LSTM with same inputs in a batch

sahilshah · May 26, 2017, 1:16pm

Hi,

I am new to PyTorch. I am currently using a simple lstm encoder for my variable length sequences. I notice something strange. When I feed the same inputs in a batch, the lstm outputs for each identical input is different. That is, say my variable length sequence all begin with the input 1, the hidden state after the first step is different for all of them.

What am I doing wrong ? (I am definitely sure that it is the self.hidden that I am passing which creates this issue)

pack_wv = torch.nn.utils.rnn.pack_padded_sequence(batch_in_wv_sorted, seq_lengths_sorted, batch_first=True)
out, (ht,ct) = self.lstm(pack_wv, self.hidden)
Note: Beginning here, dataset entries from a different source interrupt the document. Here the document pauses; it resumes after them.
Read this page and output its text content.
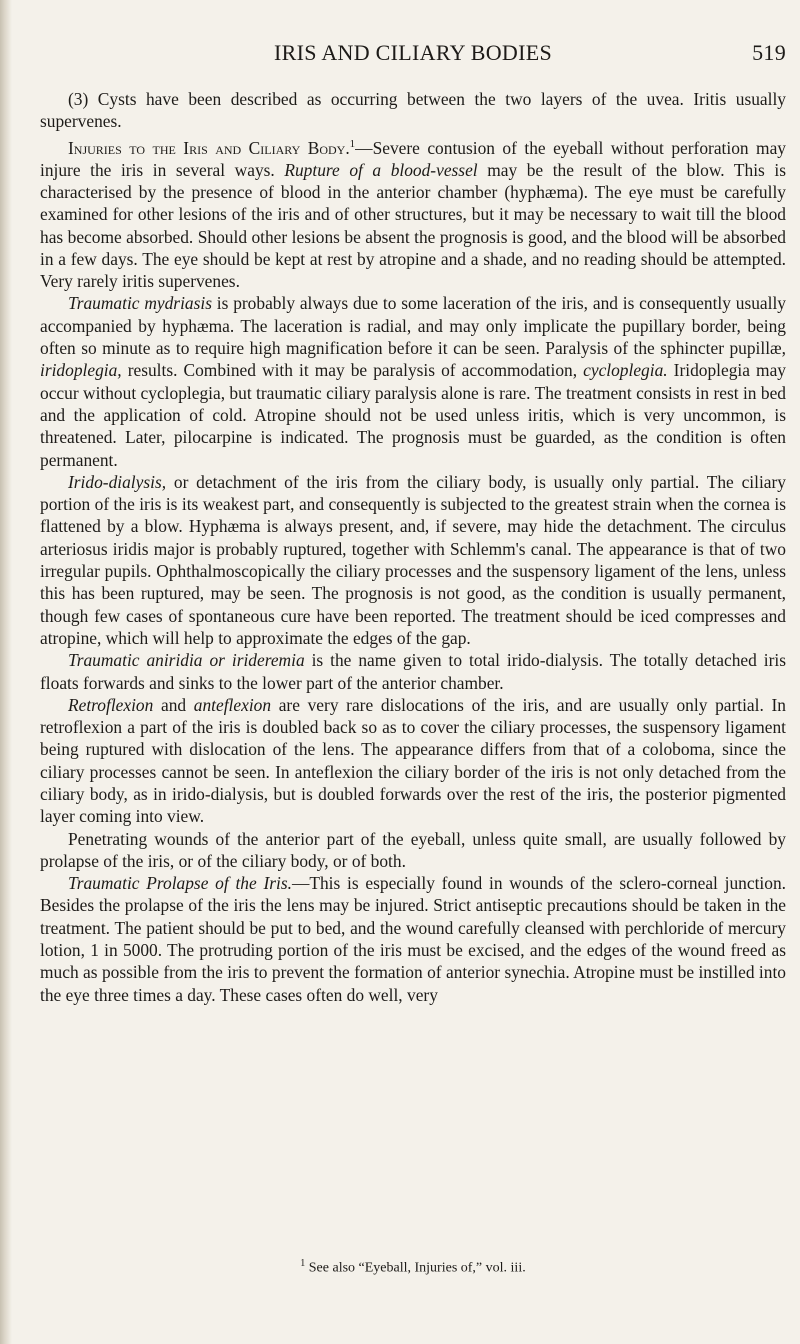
IRIS AND CILIARY BODIES	519

(3) Cysts have been described as occurring between the two layers of the uvea. Iritis usually supervenes.

Injuries to the Iris and Ciliary Body.$^1$—Severe contusion of the eyeball without perforation may injure the iris in several ways. Rupture of a blood-vessel may be the result of the blow. This is characterised by the presence of blood in the anterior chamber (hyphæma). The eye must be carefully examined for other lesions of the iris and of other structures, but it may be necessary to wait till the blood has become absorbed. Should other lesions be absent the prognosis is good, and the blood will be absorbed in a few days. The eye should be kept at rest by atropine and a shade, and no reading should be attempted. Very rarely iritis supervenes.

Traumatic mydriasis is probably always due to some laceration of the iris, and is consequently usually accompanied by hyphæma. The laceration is radial, and may only implicate the pupillary border, being often so minute as to require high magnification before it can be seen. Paralysis of the sphincter pupillæ, iridoplegia, results. Combined with it may be paralysis of accommodation, cycloplegia. Iridoplegia may occur without cycloplegia, but traumatic ciliary paralysis alone is rare. The treatment consists in rest in bed and the application of cold. Atropine should not be used unless iritis, which is very uncommon, is threatened. Later, pilocarpine is indicated. The prognosis must be guarded, as the condition is often permanent.

Irido-dialysis, or detachment of the iris from the ciliary body, is usually only partial. The ciliary portion of the iris is its weakest part, and consequently is subjected to the greatest strain when the cornea is flattened by a blow. Hyphæma is always present, and, if severe, may hide the detachment. The circulus arteriosus iridis major is probably ruptured, together with Schlemm's canal. The appearance is that of two irregular pupils. Ophthalmoscopically the ciliary processes and the suspensory ligament of the lens, unless this has been ruptured, may be seen. The prognosis is not good, as the condition is usually permanent, though few cases of spontaneous cure have been reported. The treatment should be iced compresses and atropine, which will help to approximate the edges of the gap.

Traumatic aniridia or irideremia is the name given to total irido-dialysis. The totally detached iris floats forwards and sinks to the lower part of the anterior chamber.

Retroflexion and anteflexion are very rare dislocations of the iris, and are usually only partial. In retroflexion a part of the iris is doubled back so as to cover the ciliary processes, the suspensory ligament being ruptured with dislocation of the lens. The appearance differs from that of a coloboma, since the ciliary processes cannot be seen. In anteflexion the ciliary border of the iris is not only detached from the ciliary body, as in irido-dialysis, but is doubled forwards over the rest of the iris, the posterior pigmented layer coming into view.

Penetrating wounds of the anterior part of the eyeball, unless quite small, are usually followed by prolapse of the iris, or of the ciliary body, or of both.

Traumatic Prolapse of the Iris.—This is especially found in wounds of the sclero-corneal junction. Besides the prolapse of the iris the lens may be injured. Strict antiseptic precautions should be taken in the treatment. The patient should be put to bed, and the wound carefully cleansed with perchloride of mercury lotion, 1 in 5000. The protruding portion of the iris must be excised, and the edges of the wound freed as much as possible from the iris to prevent the formation of anterior synechia. Atropine must be instilled into the eye three times a day. These cases often do well, very

$^1$ See also “Eyeball, Injuries of,” vol. iii.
When I change the last line to
out, (ht,ct) = self.lstm(pack_wv)

The issue goes away. But I am afraid that this will lead to incorrect behavior, since we are expected to pass the self.hidden for the intialised first hidden state.
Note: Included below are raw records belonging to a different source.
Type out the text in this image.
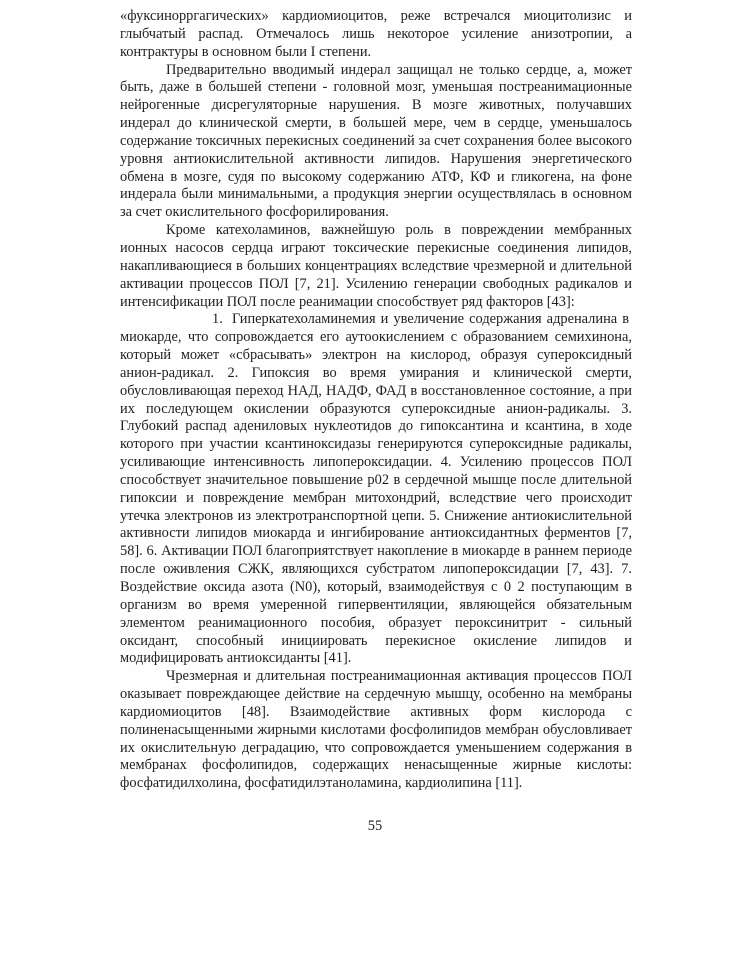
«фуксинорргагических» кардиомиоцитов, реже встречался миоцитолизис и глыбчатый распад. Отмечалось лишь некоторое усиление анизотропии, а контрактуры в основном были I степени.

Предварительно вводимый индерал защищал не только сердце, а, может быть, даже в большей степени - головной мозг, уменьшая постреанимационные нейрогенные дисрегуляторные нарушения. В мозге животных, получавших индерал до клинической смерти, в большей мере, чем в сердце, уменьшалось содержание токсичных перекисных соединений за счет сохранения более высокого уровня антиокислительной активности липидов. Нарушения энергетического обмена в мозге, судя по высокому содержанию АТФ, КФ и гликогена, на фоне индерала были минимальными, а продукция энергии осуществлялась в основном за счет окислительного фосфорилирования.

Кроме катехоламинов, важнейшую роль в повреждении мембранных ионных насосов сердца играют токсические перекисные соединения липидов, накапливающиеся в больших концентрациях вследствие чрезмерной и длительной активации процессов ПОЛ [7, 21]. Усилению генерации свободных радикалов и интенсификации ПОЛ после реанимации способствует ряд факторов [43]:

1. Гиперкатехоламинемия и увеличение содержания адреналина в

миокарде, что сопровождается его аутоокислением с образованием семихинона, который может «сбрасывать» электрон на кислород, образуя супероксидный анион-радикал. 2. Гипоксия во время умирания и клинической смерти, обусловливающая переход НАД, НАДФ, ФАД в восстановленное состояние, а при их последующем окислении образуются супероксидные анион-радикалы. 3. Глубокий распад адениловых нуклеотидов до гипоксантина и ксантина, в ходе которого при участии ксантиноксидазы генерируются супероксидные радикалы, усиливающие интенсивность липопероксидации. 4. Усилению процессов ПОЛ способствует значительное повышение р02 в сердечной мышце после длительной гипоксии и повреждение мембран митохондрий, вследствие чего происходит утечка электронов из электротранспортной цепи. 5. Снижение антиокислительной активности липидов миокарда и ингибирование антиоксидантных ферментов [7, 58]. 6. Активации ПОЛ благоприятствует накопление в миокарде в раннем периоде после оживления СЖК, являющихся субстратом липопероксидации [7, 43]. 7. Воздействие оксида азота (N0), который, взаимодействуя с 0 2 поступающим в организм во время умеренной гипервентиляции, являющейся обязательным элементом реанимационного пособия, образует пероксинитрит - сильный оксидант, способный инициировать перекисное окисление липидов и модифицировать антиоксиданты [41].

Чрезмерная и длительная постреанимационная активация процессов ПОЛ оказывает повреждающее действие на сердечную мышцу, особенно на мембраны кардиомиоцитов [48]. Взаимодействие активных форм кислорода с полиненасыщенными жирными кислотами фосфолипидов мембран обусловливает их окислительную деградацию, что сопровождается уменьшением содержания в мембранах фосфолипидов, содержащих ненасыщенные жирные кислоты: фосфатидилхолина, фосфатидилэтаноламина, кардиолипина [11].

55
spro · May 26, 2017, 5:55pm

Can you show how the LSTM and hidden state are initialized?

sahilshah · May 26, 2017, 6:42pm

self.lstm = nn.LSTM(input_size=embedding_dim, hidden_size=hidden_dim, batch_first=True)
self.hidden = (autograd.Variable(torch.randn(self.num_layers, self.batch_size, self.hidden_dim)),autograd.Variable(torch.randn(self.num_layers, self.batch_size, self.hidden_dim)))

sahilshah · May 26, 2017, 8:46pm

If I don’t do random, the issue goes away.

spro · May 27, 2017, 6:12pm

That makes sense, if you’re initializing a random hidden state, making it random between batches, you’re gonna get different outputs for the same input.

If you were trying to make them the same you could initialize a zero hidden state (as leaving it None does) or a n_layers x 1 x hidden_dim random state that you repeat batch_size times over dimension 1. However I can’t imagine why that would be useful… if you’re building a seq2seq type model the states will be different between batches.